Il 25 gennaio, l’Accademia Filarmonica Romana ha inaugurato, nell’ambito della stagione 2017-2018, una serie di concerti al Teatro Argentina. Sede bellissima, nonostante il restauro degli anni Settanta che ne ha rovinato il foyer e una certa trasandatezza nella manutenzione, dove nel 1816 Il Barbiere di Siviglia di Rossini ebbe la prima esecuzione mondiale e che Stendhal elogiò come uno dei più eleganti teatri in Italia.

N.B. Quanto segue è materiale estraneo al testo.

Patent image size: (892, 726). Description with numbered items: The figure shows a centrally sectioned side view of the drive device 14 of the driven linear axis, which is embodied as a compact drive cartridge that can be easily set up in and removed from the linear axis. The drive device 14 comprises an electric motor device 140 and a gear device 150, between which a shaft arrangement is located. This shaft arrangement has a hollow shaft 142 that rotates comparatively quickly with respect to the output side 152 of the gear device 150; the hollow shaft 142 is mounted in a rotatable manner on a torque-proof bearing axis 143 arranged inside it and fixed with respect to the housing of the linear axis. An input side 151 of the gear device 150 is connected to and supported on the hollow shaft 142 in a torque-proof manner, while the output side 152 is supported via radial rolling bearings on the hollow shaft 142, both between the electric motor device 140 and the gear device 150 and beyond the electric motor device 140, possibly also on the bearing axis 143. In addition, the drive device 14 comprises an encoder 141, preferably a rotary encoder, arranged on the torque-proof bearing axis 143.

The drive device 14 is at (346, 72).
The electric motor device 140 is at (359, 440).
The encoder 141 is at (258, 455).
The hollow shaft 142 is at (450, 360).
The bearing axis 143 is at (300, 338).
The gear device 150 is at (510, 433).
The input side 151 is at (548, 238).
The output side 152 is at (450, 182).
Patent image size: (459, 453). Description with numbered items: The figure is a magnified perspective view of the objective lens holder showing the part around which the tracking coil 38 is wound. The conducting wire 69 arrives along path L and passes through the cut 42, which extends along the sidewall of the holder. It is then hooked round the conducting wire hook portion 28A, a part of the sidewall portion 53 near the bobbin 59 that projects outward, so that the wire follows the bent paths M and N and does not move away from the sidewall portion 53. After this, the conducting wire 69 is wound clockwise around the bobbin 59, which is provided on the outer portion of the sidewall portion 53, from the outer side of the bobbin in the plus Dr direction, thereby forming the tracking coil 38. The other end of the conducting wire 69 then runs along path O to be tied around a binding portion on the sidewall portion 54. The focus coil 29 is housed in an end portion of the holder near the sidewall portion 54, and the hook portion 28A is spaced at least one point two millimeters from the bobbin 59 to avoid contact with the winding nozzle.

Per l’inaugurazione della serie di concerti è stata scelta La Sete di Christo, oratorio di Bernardo Pasquini, uno dei caposcuola del barocco romano. Anche se ha un numero di cultori e partiture molto significative, la musica del barocco romano è meno nota e meno eseguita di quella del barocco veneziano, napoletano e bolognese. Ciò nonostante ha influito moltissimo sulla formazione di Georg Friedrich Händel, che da giovane effettuò un lungo soggiorno a Roma proprio negli anni in cui la scuola romana del barocco era al massimo del suo fulgore. Lo stile terso che la caratterizzava si percepisce, ad esempio, ascoltando un lavoro di Händel ora di grande successo Il Trionfo del Tempo sul Disinganno, da anni in repertorio al Teatro dell’Opera di Zurigo e di cui in Italia si sono visti due egregi allestimenti, alla Sagra Malatestiana nel 2008 e al Teatro alla Scala nel 2016.

L’oratorio La Sete di Christo è stato affidato a un ensemble di specialisti: il Concerto Romano diretto da Alessandro Quarta. È significativo il fatto che il giorno dopo il concerto di Quarta con i professori d’orchestra e i quattro solisti (Francesca Aspromonte, Francisco Fernández-Rueda, Luca Cervoni, Mauro Borgioni) sono partiti alla volta di Malta poiché scelti dalle iniziative musicali in corso a La Valletta, dichiarata Città Europea della Cultura per il 2018.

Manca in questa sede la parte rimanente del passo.